“We were so young, aye?” He watched the rain on the glass. “You were three when I first met you. A wee faery creature. And later, thirteen when we found the bird.”
“Nearly fourteen,” she whispered. “And you were twenty.”
“Nearly twenty-one. And it did not feel right to me to wed such a young girl, let alone bed her, as would have been expected.”
“Girls that age marry all the time.” She heard her voice as if from afar.
“They do. But I could not do that. I had this rigid sense of honor and principle then. I had to prove myself a chivalrous knight. The ideal knight.”
“I always thought you were,” she said softly.
He shook his head. “I followed Edward for a short time and realized I could not condone his actions against the Scots, my people. So I sided with the Scots. And for years I sat in a dungeon, then in better quarters on the hope of a good ransom. Then I was shipped off to a foreign war. And so it went. Fighting in battles, existing, scheming to get away, doing what I could to survive. Ideal knight!”
“Then against all odds, you became that.”
“What I learned of true honor, I learned in those years from the men around me. Sir Andrew Murray—aye, the lad’s father. We shared a cell together. Sir John Comyn, who was killed by Bruce, or some say Bruce’s men, in this crush of right and ambition over the throne of Scotland. But first of all, my father, a man of integrity and a soul as big as the stars. And now Robert Bruce. He teaches all of us what dedication is. What it means to love Scotland. Persistence. Passion. Belief,” he added, fisting a hand.
“You learned well, Duncan Dhu.”
He looked at her then. “But I made a grave error before those years. Had we married as our families wanted then, and had I never left, I might have been a very different man than now.”
“Either way, a very good man.” She moved toward him. “And now?”
“And now I could be the kind of husband you deserve.”
Her knees wavered. “Is that what you want?”
His sweet and rueful smile poured into her heart. “I always wanted that, Margaret. And lately I see how much, and why.”
With a little soft cry, she ran to him and he opened his arms. She melted into his embrace as if she had always belonged there, as if he was some missing piece of her and she of him, found in joy. He felt so strong, warm, enveloping, that she closed her eyes to savor it, sensing his heart thumping against her cheek.
“Duncan,” she whispered, and reached up to cup her hands on his dark-bristled jaw. “I thought when you wanted to talk, sounding so serious, you meant to let me go.”
“Let you go? I only just found you again after so long.”
“Perhaps we both needed that time,” she said, as the idea of it occurred. “We both went through a great deal. I think we are stronger for it. We know what we want. What we need,” she breathed.
“I know what I want. The rest is yours to decide.”
She sighed, smiled. What did she want? All her dreams to come true. And in this moment, it seemed it could happen. So many dreams.
“I just want you to kiss me,” she said then.

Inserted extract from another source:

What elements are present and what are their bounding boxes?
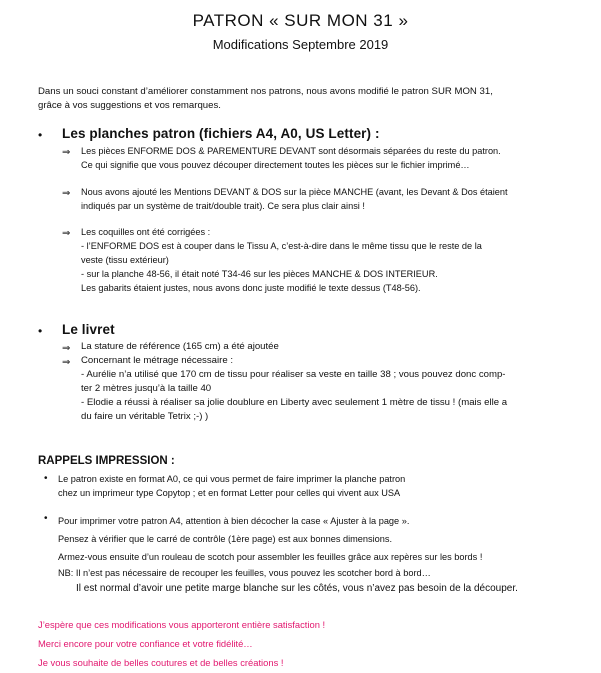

He did, taking her, leaning her back, kissing her the way he had kissed her under the arch of birches, with passion and power and all his heart blown open. He kissed her as if all the years and regrets and grief vanished, as if she had never been a child with him, or even a woman in his arms with so much time wasted between them. Instead, he kissed her as one soul would kiss another, having searched and found and merged easily at last.
“You,” she said, drawing back for breath. “All this time, it was you I dreamed of. Even when it seemed impossible, thinking you were gone. I was angry and sad at first, but still yearning, still dreaming. I believed you did not want me, and still I never wanted to marry anyone else. Only you. It was only you I loved. Only you I love now.”
“Dearest. Listen now.” He snugged her in the circle of his arms, looking down at her. “The day I broke it off, I loved youin a way, but both of us were too young. I suppose I loved the memory of you, the thought of the woman you would become. In those days, I desperately wanted to come home to my kin—and then find you and ask forgiveness. But when I learned you were in a convent, I lost heart somewhat.”
“And all the while I thought you had died. What a tangle of knots made by rumor and fate. Yet here we are.”
“Here we are,” he murmured. Pressed to his chest, she rose to kiss his cheek, his lips, then pulled back. “Then all is well?”
“And all shall be well. There is still the matter of De Soulis, but we are still betrothed, and he cannot dismiss that. Though we do not know what he truly wants from you, which concerns me.”
“He has no claim over your betrothed. He never did,” she added.
He brushed a stray curl from her brow. “No claim, but if he is angered over it, he could have ill intent. And if Menteith should ever discover you shot him, he would come after you with vengeance and the law. Remember they tried to grab you when they took Lilias. There may be a reason. Edward will do anything to punish Robert Bruce. He did order the capture of his kinswomen.”